Why the differences between each number of a $x^2$ sequence is always an odd number and increase by $2$?

Question

I'm not a math person at all and I realize that this might be obvious, I'm trying to increase my awareness about it, so please excuse me if the question is too basic. Also excuse my lack of formatting in expressing my ideas, any tip or correction would be appreciated.

If you square the elements of a sequence of natural numbers $(1, 2, 3, 4,...)$ you respectively get $1,4,9,16,...$ If you calculate the difference between each consecutive element, you get $3,5,7, ...:$

This list of differences would always be composed of odd numbers. Why?

Also, why does it 'grows' linearly, increased by $2$ on every step?

Thanks.

Answer 1

If $n\in\Bbb N$, then $(n+1)^2-n^2=2n+1$, which is an odd number. Actually, every positive odd number (other than $1$) can be obtained by this process. Besides, the sequence $(2n+1)_{n\in\Bbb N}$ grows linearly.

Answer 2

Here is a well known proof without words:

https://steemit.com/math/@ertwro/math-proofs-without-words-visually

Answer 3

When you square an even number, you are effectively adding up an even number of even number of times, which always results in an even number (eg. $4^2 = 4+4+4+4$). When you square an odd number, you are adding up an odd number an odd number of times, which always results in an odd number (e.g. $3^2 = 3+3+3$). The squares of even and odd numbers are also even and odd, and since even and odd numbers alternate, their squares and will also alternate being even or odd. The difference in consecutive squares must therefore be odd, since we can only change the parity of the square by adding an odd number (if $X^2$ is odd then $(X+1)^2$ is even, so the difference must be odd, and the same result is true if $X^2$ is even and $(X+1)^2$ is odd).

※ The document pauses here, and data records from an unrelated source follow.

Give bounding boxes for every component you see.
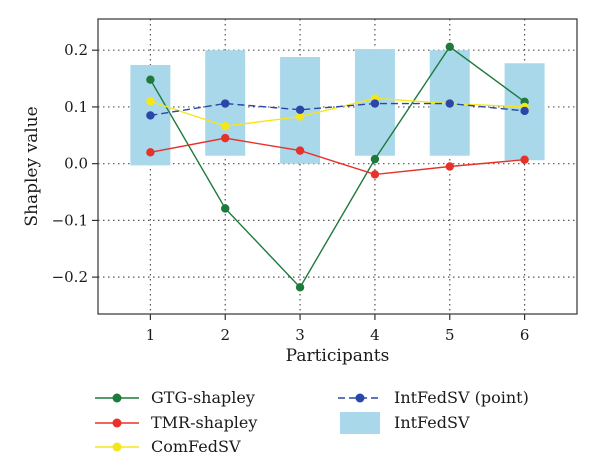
x-tick-label-5: 5: [445, 326, 455, 344]
intfedsv-point-line: [150, 102, 525, 117]
gtg-shapley-point-4: [370, 154, 380, 164]
tmr-shapley-point-3: [295, 146, 305, 155]
intfedsv-point-point-4: [370, 99, 380, 108]
legend-label-tmr-shapley: TMR-shapley: [151, 413, 257, 432]
legend-marker-comfedsv: [112, 442, 122, 452]
x-tick-label-1: 1: [146, 326, 156, 344]
y-tick-label-1: −0.2: [52, 268, 88, 286]
axis-ticks: 1 2 3 4 5 6 −0.2 −0.1 0.0 0.1 0.2: [52, 41, 530, 344]
legend-swatch-intfedsv: [340, 412, 380, 434]
gtg-shapley-line: [149, 45, 526, 289]
comfedsv-point-3: [295, 112, 305, 121]
legend-label-gtg-shapley: GTG-shapley: [151, 388, 255, 407]
intfedsv-point-point-3: [295, 105, 305, 114]
gtg-shapley-point-2: [221, 204, 230, 213]
legend-marker-intfedsv-point: [355, 393, 365, 403]
comfedsv-point-2: [221, 122, 230, 131]
tmr-shapley-point-2: [221, 133, 230, 143]
x-tick-label-2: 2: [220, 326, 230, 344]
y-tick-label-4: 0.1: [64, 98, 88, 116]
x-axis-title: Participants: [286, 346, 390, 366]
x-tick-label-4: 4: [370, 326, 380, 344]
plot-frame: [97, 18, 578, 315]
tmr-shapley-line: [150, 137, 525, 176]
series-markers: [146, 42, 529, 292]
tmr-shapley-point-6: [520, 155, 529, 164]
legend-label-intfedsv-point: IntFedSV (point): [394, 388, 529, 407]
gtg-shapley-point-1: [146, 75, 155, 84]
comfedsv-point-1: [146, 97, 155, 106]
tmr-shapley-point-4: [370, 170, 380, 179]
tmr-shapley-point-5: [445, 162, 454, 171]
legend-label-comfedsv: ComFedSV: [151, 437, 241, 456]
legend: GTG-shapley TMR-shapley ComFedSV IntFedSV (…: [95, 388, 529, 456]
gtg-shapley-point-5: [445, 42, 454, 51]
series-lines: [149, 45, 526, 289]
legend-marker-gtg-shapley: [112, 393, 122, 403]
gtg-shapley-point-3: [295, 283, 305, 292]
grid: [98, 19, 577, 314]
y-tick-label-3: 0.0: [64, 155, 88, 173]
x-tick-label-6: 6: [520, 326, 530, 344]
y-axis-title: Shapley value: [22, 106, 42, 226]
tmr-shapley-point-1: [146, 148, 155, 157]
legend-marker-tmr-shapley: [112, 418, 122, 428]
intfedsv-point-point-2: [221, 99, 230, 108]
x-tick-label-3: 3: [295, 326, 305, 344]
y-tick-label-2: −0.1: [52, 211, 88, 229]
y-tick-label-5: 0.2: [64, 41, 88, 59]
intfedsv-point-point-5: [445, 99, 454, 108]
intfedsv-point-point-6: [520, 106, 529, 116]
legend-label-intfedsv: IntFedSV: [394, 413, 470, 432]
intfedsv-point-point-1: [146, 111, 155, 120]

As for why the difference grows linearly, consider drawing a grid to represent a squared number like 3x3. To get to the next squared number, you need to add another row and column of squares - as you extend up and to the right, you'll need exactly 2 more squares than you needed last time. Below, the orange squares represent "what you added last time", while the green squares represent the extra 2 squares responsible for the growth in the difference of squares. To get to the next squared number, you always add "what you added last time" plus 2, resulting in the linear growth in the difference of consecutive squares.